MANILA, Philippines - The International Fund for Agricultural Develoment (IFAD) will invest at least $71 million in various projects in the Philippines as part of a five-year program that runs from 2010 to 2014 and focuses on strategic opportunities.
Sana F.K. Jatta, IFAD country manager for Asia and the Pacific, said there are three pipeline projects for negotiation, namely the Integrated Natural Resources and Environmental Management Program, $20 million; the National Agricultural Value Chain Development Program, $30 million and the Coastal Resource Management and Value Chain Develoment Program, $20 million.
Since 1978, the IFAD has committed a total of $168.8 million for 12 projects related to agricultural development in the Philippines.
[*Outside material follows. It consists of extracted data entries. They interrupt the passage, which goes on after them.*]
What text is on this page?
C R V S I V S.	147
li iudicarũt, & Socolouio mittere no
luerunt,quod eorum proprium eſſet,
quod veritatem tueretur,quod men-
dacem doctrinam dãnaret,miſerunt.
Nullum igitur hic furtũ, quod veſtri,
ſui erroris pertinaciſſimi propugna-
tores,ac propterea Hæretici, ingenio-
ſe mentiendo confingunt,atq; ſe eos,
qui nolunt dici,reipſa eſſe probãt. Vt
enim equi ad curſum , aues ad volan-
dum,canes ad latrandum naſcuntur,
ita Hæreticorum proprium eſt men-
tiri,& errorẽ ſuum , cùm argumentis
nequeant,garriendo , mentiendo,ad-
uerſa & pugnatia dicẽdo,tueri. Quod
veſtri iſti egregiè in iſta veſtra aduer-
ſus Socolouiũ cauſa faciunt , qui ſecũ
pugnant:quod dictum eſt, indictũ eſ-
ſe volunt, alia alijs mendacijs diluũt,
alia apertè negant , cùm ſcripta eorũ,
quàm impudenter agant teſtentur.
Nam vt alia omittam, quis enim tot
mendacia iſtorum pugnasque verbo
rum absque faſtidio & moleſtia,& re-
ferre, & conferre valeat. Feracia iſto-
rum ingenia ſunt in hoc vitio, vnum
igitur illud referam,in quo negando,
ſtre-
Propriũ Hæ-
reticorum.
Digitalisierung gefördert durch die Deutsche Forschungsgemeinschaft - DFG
Targetted beneficiaries are upland poor households; entrepreneurial poor in selected rural areas and selected and marginalized poor communities dependent on coastal resources in Bicol, Eastern Visayas, Northern Mindanao and in the Autonomous Region of Muslim Mindanao.
Among the IFAD’s latest projects are the Northern Mindanao Community Initiatives and Resource Management Project; the Western Mindanao Community Initiatives Project; the Rural Microenterprise Promotion Program and the Rapid Food Production Enhancement Program (RaFPEP).
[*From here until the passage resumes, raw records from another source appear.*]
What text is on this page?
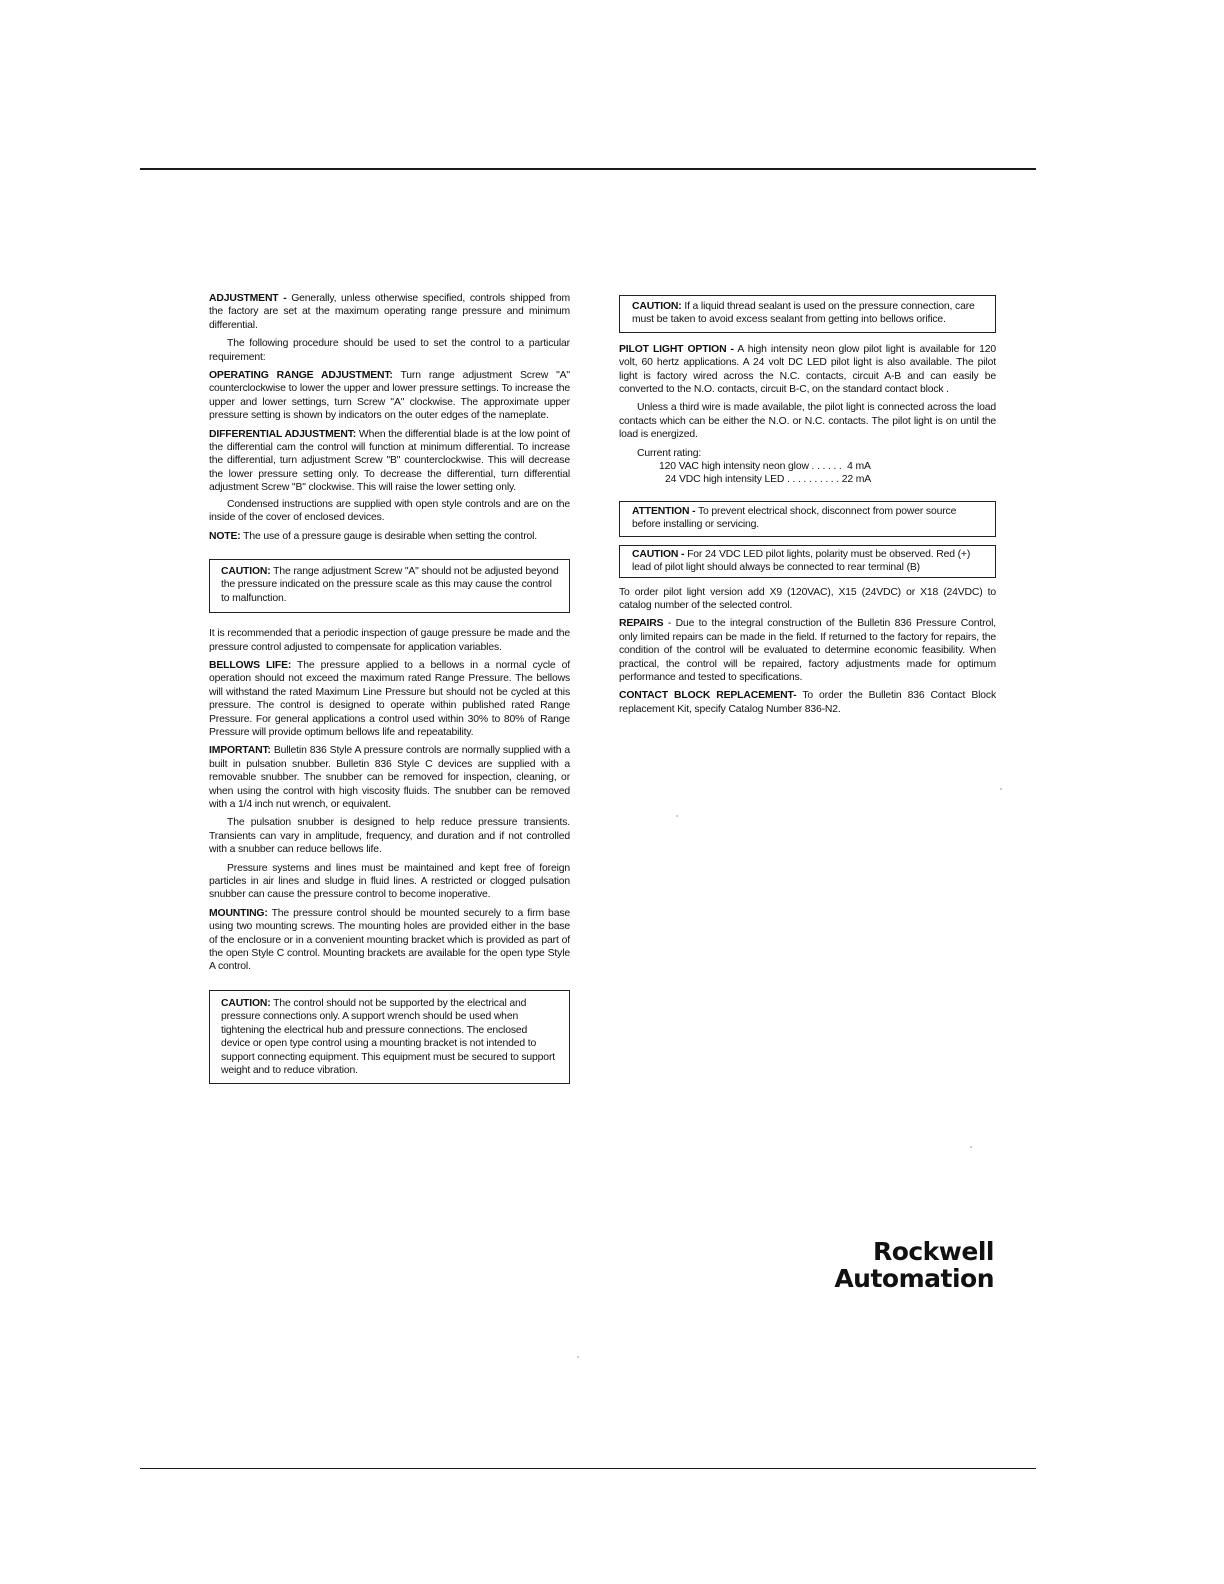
ADJUSTMENT - Generally, unless otherwise specified, controls shipped from the factory are set at the maximum operating range pressure and minimum differential.

The following procedure should be used to set the control to a particular requirement:

OPERATING RANGE ADJUSTMENT: Turn range adjustment Screw "A" counterclockwise to lower the upper and lower pressure settings. To increase the upper and lower settings, turn Screw "A" clockwise. The approximate upper pressure setting is shown by indicators on the outer edges of the nameplate.

DIFFERENTIAL ADJUSTMENT: When the differential blade is at the low point of the differential cam the control will function at minimum differential. To increase the differential, turn adjustment Screw "B" counterclockwise. This will decrease the lower pressure setting only. To decrease the differential, turn differential adjustment Screw "B" clockwise. This will raise the lower setting only.

Condensed instructions are supplied with open style controls and are on the inside of the cover of enclosed devices.

NOTE: The use of a pressure gauge is desirable when setting the control.

CAUTION: The range adjustment Screw "A" should not be adjusted beyond the pressure indicated on the pressure scale as this may cause the control to malfunction.

It is recommended that a periodic inspection of gauge pressure be made and the pressure control adjusted to compensate for application variables.

BELLOWS LIFE: The pressure applied to a bellows in a normal cycle of operation should not exceed the maximum rated Range Pressure. The bellows will withstand the rated Maximum Line Pressure but should not be cycled at this pressure. The control is designed to operate within published rated Range Pressure. For general applications a control used within 30% to 80% of Range Pressure will provide optimum bellows life and repeatability.

IMPORTANT: Bulletin 836 Style A pressure controls are normally supplied with a built in pulsation snubber. Bulletin 836 Style C devices are supplied with a removable snubber. The snubber can be removed for inspection, cleaning, or when using the control with high viscosity fluids. The snubber can be removed with a 1/4 inch nut wrench, or equivalent.

The pulsation snubber is designed to help reduce pressure transients. Transients can vary in amplitude, frequency, and duration and if not controlled with a snubber can reduce bellows life.

Pressure systems and lines must be maintained and kept free of foreign particles in air lines and sludge in fluid lines. A restricted or clogged pulsation snubber can cause the pressure control to become inoperative.

MOUNTING: The pressure control should be mounted securely to a firm base using two mounting screws. The mounting holes are provided either in the base of the enclosure or in a convenient mounting bracket which is provided as part of the open Style C control. Mounting brackets are available for the open type Style A control.

CAUTION: The control should not be supported by the electrical and pressure connections only. A support wrench should be used when tightening the electrical hub and pressure connections. The enclosed device or open type control using a mounting bracket is not intended to support connecting equipment. This equipment must be secured to support weight and to reduce vibration.

CAUTION: If a liquid thread sealant is used on the pressure connection, care must be taken to avoid excess sealant from getting into bellows orifice.

PILOT LIGHT OPTION - A high intensity neon glow pilot light is available for 120 volt, 60 hertz applications. A 24 volt DC LED pilot light is also available. The pilot light is factory wired across the N.C. contacts, circuit A-B and can easily be converted to the N.O. contacts, circuit B-C, on the standard contact block .

Unless a third wire is made available, the pilot light is connected across the load contacts which can be either the N.O. or N.C. contacts. The pilot light is on until the load is energized.

Current rating:
120 VAC high intensity neon glow . . . . . .  4 mA
24 VDC high intensity LED . . . . . . . . . . 22 mA

ATTENTION - To prevent electrical shock, disconnect from power source before installing or servicing.

CAUTION - For 24 VDC LED pilot lights, polarity must be observed. Red (+) lead of pilot light should always be connected to rear terminal (B)

To order pilot light version add X9 (120VAC), X15 (24VDC) or X18 (24VDC) to catalog number of the selected control.

REPAIRS - Due to the integral construction of the Bulletin 836 Pressure Control, only limited repairs can be made in the field. If returned to the factory for repairs, the condition of the control will be evaluated to determine economic feasibility. When practical, the control will be repaired, factory adjustments made for optimum performance and tested to specifications.

CONTACT BLOCK REPLACEMENT- To order the Bulletin 836 Contact Block replacement Kit, specify Catalog Number 836-N2.

Rockwell
Automation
Yesterday, Jatta concluded and signed with Reynaldo A. Villa, chairman of the Commission of Audit (COA), the terms of references of a contract for COA to undertake the management and financial audit of paddy seeds acquisition and distribution activities under the Rapid Seeds Supply Financing Project (RaSSFIP) for the 2009/2010 cropping seasons.
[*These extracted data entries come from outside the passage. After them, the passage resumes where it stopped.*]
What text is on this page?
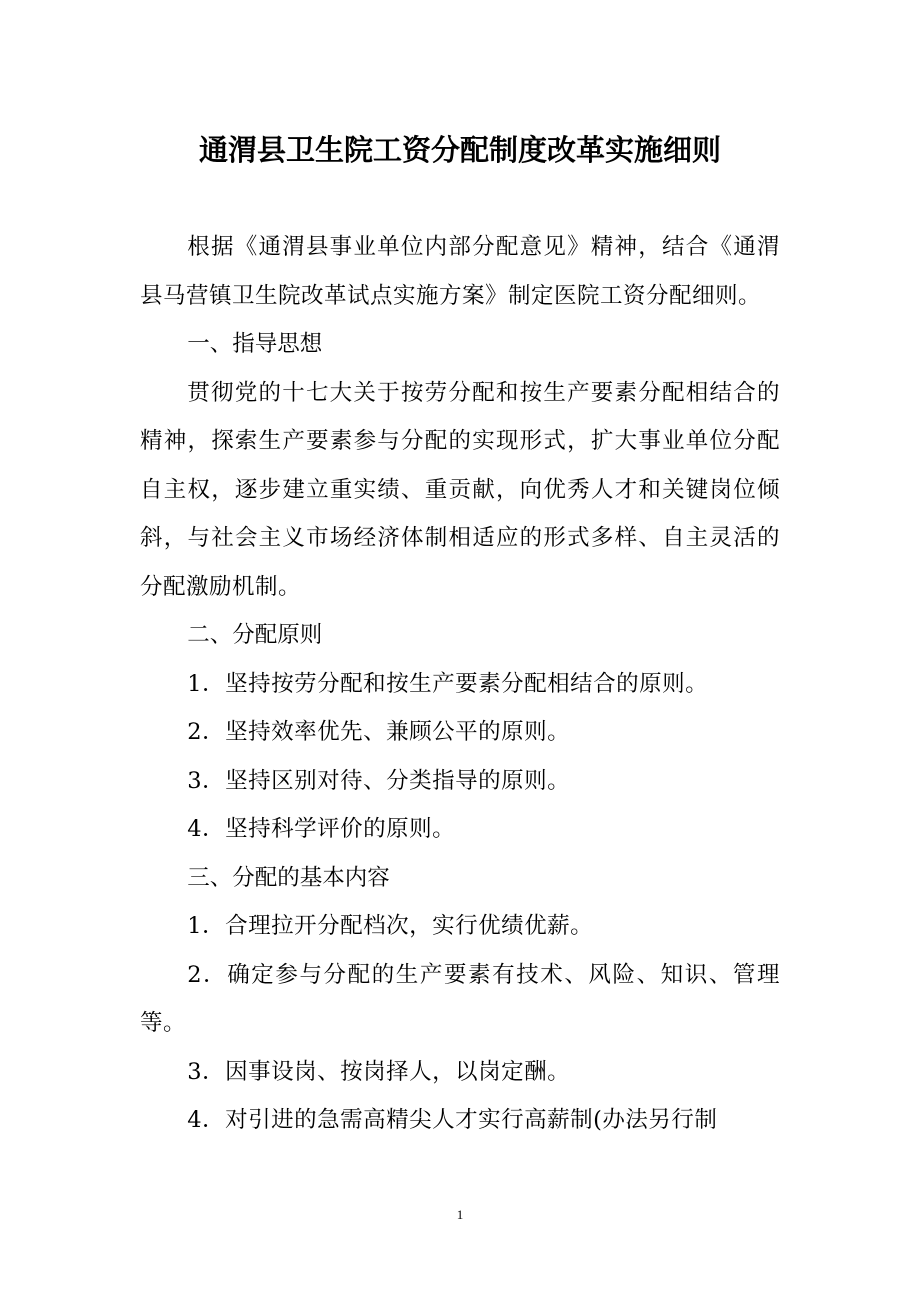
通渭县卫生院工资分配制度改革实施细则

根据《通渭县事业单位内部分配意见》精神，结合《通渭县马营镇卫生院改革试点实施方案》制定医院工资分配细则。

一、指导思想

贯彻党的十七大关于按劳分配和按生产要素分配相结合的精神，探索生产要素参与分配的实现形式，扩大事业单位分配自主权，逐步建立重实绩、重贡献，向优秀人才和关键岗位倾斜，与社会主义市场经济体制相适应的形式多样、自主灵活的分配激励机制。

二、分配原则

1．坚持按劳分配和按生产要素分配相结合的原则。

2．坚持效率优先、兼顾公平的原则。

3．坚持区别对待、分类指导的原则。

4．坚持科学评价的原则。

三、分配的基本内容

1．合理拉开分配档次，实行优绩优薪。

2．确定参与分配的生产要素有技术、风险、知识、管理等。

3．因事设岗、按岗择人，以岗定酬。

4．对引进的急需高精尖人才实行高薪制(办法另行制

1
Director Frisco Malabanan of the Ginintuang Masaganang Ani Rice program said the DA is targeting the procurement of 803,000 bags of 40-kilogram certified inbred seeds for distribution in an equivalent 803,000 hectares. Malabanan said the seed distribution program had started last month.
The RaSSFIP is one of two sub-programs that form part of the recently approved RaFPEP which is being managed by the Department of Agriculture.
RaSSFIP has a total cost of $23.44 million.
The total cost of RaFPEP is $42.24 million spread over seven years, starting in 2009. It is being financed by an IFAD loan of $15.9 million equivalent to about 37.7 percent of the program cost); a European Commission grant of $13.15 million equivalent; a Food and Agriculture Organization (FAO) technical assistance grant of $500 million; Philippine counterpart funding of $9.82 million; counterpart funding from local government units of $1.97 million; an in-kind beneficiary contribution of $400,000 and lastly a possible IFAD grant of $500,000 next year.
The financing agreement for the EC and IFAD contributions to RaFPEP was signed last Sept. 2.